With SAG’s strike authorization vote in the spotlight, guild leaders have scheduled a pair of meetings to update members, publicists and managers.
SAG will hold a town hall meeting Monday at the Harmony Gold Theater in Hollywood about the vote, expected to be sent to members around Christmas (Daily Variety, Dec. 4). It will also meet two days later at SAG headquarters with personal publicists and managers.
In a message sent to members Friday, SAG said the Alliance of Motion Picture & Television Producers had failed to address the needs of actors at the bargaining table despite the efforts of your negotiating team and the intervention of a federal mediator.

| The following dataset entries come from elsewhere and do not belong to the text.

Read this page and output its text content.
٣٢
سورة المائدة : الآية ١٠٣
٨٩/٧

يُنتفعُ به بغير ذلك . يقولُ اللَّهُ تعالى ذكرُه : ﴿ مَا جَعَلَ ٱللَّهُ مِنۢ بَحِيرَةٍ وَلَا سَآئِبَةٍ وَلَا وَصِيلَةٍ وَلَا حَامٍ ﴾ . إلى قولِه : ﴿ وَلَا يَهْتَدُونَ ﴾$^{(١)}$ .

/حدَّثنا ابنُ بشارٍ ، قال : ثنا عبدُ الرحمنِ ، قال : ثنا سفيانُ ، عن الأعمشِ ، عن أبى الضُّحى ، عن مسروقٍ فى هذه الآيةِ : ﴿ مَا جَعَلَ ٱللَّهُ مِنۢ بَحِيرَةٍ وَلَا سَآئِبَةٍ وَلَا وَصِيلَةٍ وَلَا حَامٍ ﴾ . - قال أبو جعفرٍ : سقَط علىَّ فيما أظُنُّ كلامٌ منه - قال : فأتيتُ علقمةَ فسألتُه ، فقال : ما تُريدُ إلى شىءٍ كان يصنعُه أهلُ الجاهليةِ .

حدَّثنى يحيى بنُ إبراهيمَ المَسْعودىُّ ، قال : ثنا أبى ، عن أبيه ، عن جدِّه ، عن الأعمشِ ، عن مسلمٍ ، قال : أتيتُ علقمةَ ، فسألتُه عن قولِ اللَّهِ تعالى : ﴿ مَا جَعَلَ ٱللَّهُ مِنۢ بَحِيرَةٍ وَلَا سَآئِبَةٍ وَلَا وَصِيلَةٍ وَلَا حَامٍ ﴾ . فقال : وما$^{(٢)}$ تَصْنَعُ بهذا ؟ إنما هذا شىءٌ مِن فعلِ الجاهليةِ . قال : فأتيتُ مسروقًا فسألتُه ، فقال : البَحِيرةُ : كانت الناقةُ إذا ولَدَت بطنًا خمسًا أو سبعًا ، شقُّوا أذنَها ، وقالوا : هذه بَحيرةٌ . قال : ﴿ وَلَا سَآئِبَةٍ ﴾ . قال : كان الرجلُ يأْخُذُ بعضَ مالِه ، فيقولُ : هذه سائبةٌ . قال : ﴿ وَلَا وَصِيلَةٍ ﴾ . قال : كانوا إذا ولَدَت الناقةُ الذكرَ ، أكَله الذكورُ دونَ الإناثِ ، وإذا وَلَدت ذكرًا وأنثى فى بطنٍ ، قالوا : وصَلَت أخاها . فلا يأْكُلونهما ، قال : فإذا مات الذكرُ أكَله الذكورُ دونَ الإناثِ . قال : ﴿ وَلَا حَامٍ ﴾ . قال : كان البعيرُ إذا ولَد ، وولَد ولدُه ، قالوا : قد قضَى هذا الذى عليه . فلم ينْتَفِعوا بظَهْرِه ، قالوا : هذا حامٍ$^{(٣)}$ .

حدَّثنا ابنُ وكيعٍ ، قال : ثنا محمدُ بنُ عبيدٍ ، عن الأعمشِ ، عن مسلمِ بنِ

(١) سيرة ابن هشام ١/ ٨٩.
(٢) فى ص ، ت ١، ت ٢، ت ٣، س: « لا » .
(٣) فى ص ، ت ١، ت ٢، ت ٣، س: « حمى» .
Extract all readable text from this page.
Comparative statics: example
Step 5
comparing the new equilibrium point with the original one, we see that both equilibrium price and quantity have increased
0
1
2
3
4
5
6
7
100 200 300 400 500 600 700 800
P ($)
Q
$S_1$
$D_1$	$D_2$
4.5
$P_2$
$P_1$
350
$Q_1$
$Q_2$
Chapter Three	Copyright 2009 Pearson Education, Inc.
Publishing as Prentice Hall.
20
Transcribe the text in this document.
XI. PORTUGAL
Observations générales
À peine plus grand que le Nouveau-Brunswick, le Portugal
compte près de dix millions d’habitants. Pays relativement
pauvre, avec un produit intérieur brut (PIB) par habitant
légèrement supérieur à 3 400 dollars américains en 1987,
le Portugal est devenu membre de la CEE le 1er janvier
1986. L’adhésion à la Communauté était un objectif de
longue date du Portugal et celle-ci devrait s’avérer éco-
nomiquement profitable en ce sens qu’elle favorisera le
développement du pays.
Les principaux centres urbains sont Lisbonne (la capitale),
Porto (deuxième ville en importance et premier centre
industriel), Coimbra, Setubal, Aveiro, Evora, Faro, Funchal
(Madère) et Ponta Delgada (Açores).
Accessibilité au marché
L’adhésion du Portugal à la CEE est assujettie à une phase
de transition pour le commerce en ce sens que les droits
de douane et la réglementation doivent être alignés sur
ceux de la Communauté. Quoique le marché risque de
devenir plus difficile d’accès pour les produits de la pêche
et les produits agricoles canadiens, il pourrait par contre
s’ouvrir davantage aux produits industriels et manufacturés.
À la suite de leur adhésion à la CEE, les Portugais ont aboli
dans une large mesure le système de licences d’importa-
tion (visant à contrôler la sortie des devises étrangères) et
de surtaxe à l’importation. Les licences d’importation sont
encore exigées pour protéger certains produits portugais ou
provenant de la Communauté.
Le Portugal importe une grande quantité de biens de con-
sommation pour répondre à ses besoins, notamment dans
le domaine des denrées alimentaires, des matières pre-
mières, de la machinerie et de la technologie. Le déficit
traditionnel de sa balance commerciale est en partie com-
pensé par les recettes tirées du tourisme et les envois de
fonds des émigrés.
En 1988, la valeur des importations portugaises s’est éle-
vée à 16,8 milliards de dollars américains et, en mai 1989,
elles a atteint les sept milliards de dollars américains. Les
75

“A strike authorization from SAG members will show the AMPTP that the unique needs of actors cannot be addressed by a pattern of bargaining,” SAG said. “Actors needs must be addressed for a deal to be made.”
SAG’s expected to announce at the meeting its specific timeline for sending out the ballots to the 120,000 members, with the date for return probably sometime in late January.
A strike could occur only if the authorization receives 75% support from those voting. SAG’s 71-member national board has final say over whether to call a strike.
SAG national exec director Doug Allen and president Alan Rosenberg issued the invitation to the publicists and managers Friday with any rhetoric.
“We have received numerous inquires about the status of negotiations, and we’d like to have the opportunity to discuss the situation together,” the duo said. “Please join us at this important meeting.”
The latter meeting may provide some indication as to whether SAG plans to disrupt the Feb. 22 Academy Awards.
In response to SAG announcing the meetings, the AMPTP said Friday that it has published the entire final offer to SAG at its Web site, AMPTP.org.
“We want every SAG member to review it closely and then make an independent judgment about whether it makes sense to strike over an offer that includes meaningful increases in wages and
health and pension benefits, along with numerous first-ever new media rights,” the AMPTP added.
“We welcome a vigorous public debate, and we hope as many people as possible
with participate fully.”
SAG and the majors have been in a stalemate most of the year over hammering out a new master contract to replace the deal that expired June 30. Most of the rancor has centered on new media language on residuals and jurisdiction that’s in six other union contracts signed this year by the AMPTP.
SAG’s insisted that it cannot accept the new-media terms at a time when the sector’s expanding while the AMPTP declared repeatedly that it won’t sweeten the deal, particularly amid the current economic crisis.